And the main lesson of the story lies so plainly upon the surface that one scarcely needs to state it. What God requires must ultimately be done; and human resistance, however stubborn and protracted, will only make the result more painful and more signal at the last.
Now, every concern of our obscure daily lives comes under this law as surely as the actions of a Pharaoh.
THE EXODUS.
xii. 37–42.
The children of Israel journeyed from Rameses to Succoth. Already, at the outset of their journey, controversy has had much to say about their route. Much ingenuity has been expended upon the theory which brought their early journey along the Mediterranean coast, and made the overthrow of the Egyptians take place in “that Serbonian bog where armies whole have sunk.” But it may fairly be assumed that this view was refuted even before the recent identification of the sites of Rameses and Pi-hahiroth rendered it untenable.

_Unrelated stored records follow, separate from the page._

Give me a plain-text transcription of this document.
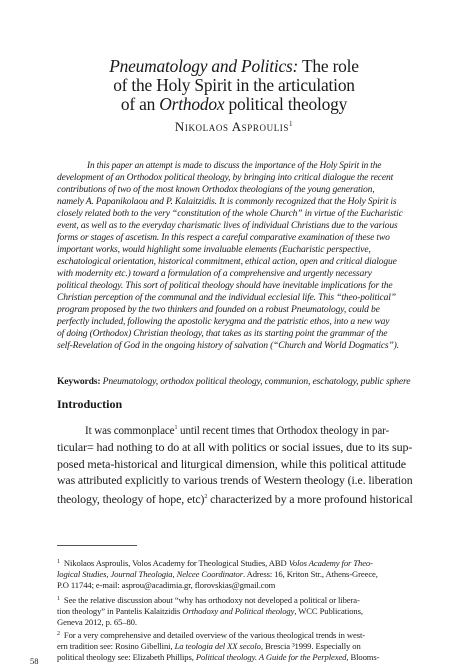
Pneumatology and Politics: The role
of the Holy Spirit in the articulation
of an Orthodox political theology
Nikolaos Asproulis$^1$
In this paper an attempt is made to discuss the importance of the Holy Spirit in the
development of an Orthodox political theology, by bringing into critical dialogue the recent
contributions of two of the most known Orthodox theologians of the young generation,
namely A. Papanikolaou and P. Kalaitzidis. It is commonly recognized that the Holy Spirit is
closely related both to the very “constitution of the whole Church” in virtue of the Eucharistic
event, as well as to the everyday charismatic lives of individual Christians due to the various
forms or stages of ascetism. In this respect a careful comparative examination of these two
important works, would highlight some invaluable elements (Eucharistic perspective,
eschatological orientation, historical commitment, ethical action, open and critical dialogue
with modernity etc.) toward a formulation of a comprehensive and urgently necessary
political theology. This sort of political theology should have inevitable implications for the
Christian perception of the communal and the individual ecclesial life. This “theo-political”
program proposed by the two thinkers and founded on a robust Pneumatology, could be
perfectly included, following the apostolic kerygma and the patristic ethos, into a new way
of doing (Orthodox) Christian theology, that takes as its starting point the grammar of the
self-Revelation of God in the ongoing history of salvation (“Church and World Dogmatics”).
Keywords: Pneumatology, orthodox political theology, communion, eschatology, public sphere
Introduction
It was commonplace$^1$ until recent times that Orthodox theology in par-
ticular= had nothing to do at all with politics or social issues, due to its sup-
posed meta-historical and liturgical dimension, while this political attitude
was attributed explicitly to various trends of Western theology (i.e. liberation
theology, theology of hope, etc)$^2$ characterized by a more profound historical
$^1$ Nikolaos Asproulis, Volos Academy for Theological Studies, ABD Volos Academy for Theo-
logical Studies, Journal Theologia, Nelcee Coordinator. Adress: 16, Kriton Str., Athens-Greece,
P.O 11744; e-mail: asprou@acadimia.gr, florovskias@gmail.com
$^1$ See the relative discussion about “why has orthodoxy not developed a political or libera-
tion theology” in Pantelis Kalaitzidis Orthodoxy and Political theology, WCC Publications,
Geneva 2012, p. 65–80.
$^2$ For a very comprehensive and detailed overview of the various theological trends in west-
ern tradition see: Rosino Gibellini, La teologia del XX secolo, Brescia ³1999. Especially on
political theology see: Elizabeth Phillips, Political theology. A Guide for the Perplexed, Blooms-
58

How came these trampled slaves, who could not call their lives their own, to possess the cattle which we read of as having escaped the murrain, and the number of which is here said to have been very great?
Just before Moses returned, and when the Pharaoh of the Exodus appears upon the scene, we are told that “their cry came up unto God, ... and God heard their groaning, and God remembered His covenant ... and God saw the children of Israel, and God took knowledge of them” (ii. 23).
May not this verse point to something unrecorded, some event before their final deliverance? The conjecture is a happy one that it refers to their share in the revolt of subject races which drove Menephtah for twelve years out of his northern territories. If so, there was time for a considerable return of prosperity; and the retention or forfeiture of their chattels when they were reconquered would depend very greatly upon circumstances unknown to us. At all events, this revolt is evidence, which is amply corroborated by history and the inscriptions, of the existence of just such a discontented and servile element in the population as the “mixed multitude” which came out with them repeatedly proved itself to be.
But here we come upon a problem of another kind. How long was Israel in the house of bondage? Can we rely upon the present Hebrew text, which says that “their sojourning which they sojourned in Egypt, was four hundred and thirty years. And it came to pass at the end of the four hundred and thirty years, even the selfsame day it came to pass, that all the hosts of the Lord came out of the land of Egypt” (xii. 40, 41).
Certain ancient versions have departed from this text. The Septuagint reads, “The sojourning of the children of Israel which they sojourned in Egypt and in the land of Canaan, was four hundred and thirty years”; and the Samaritan agrees with this, except that it has “the sojourning of the children of Israel and of their fathers.” The question is, which reading is correct? Must we date the four hundred and thirty years from Abraham’s arrival in Canaan, or from Jacob’s descent into Egypt?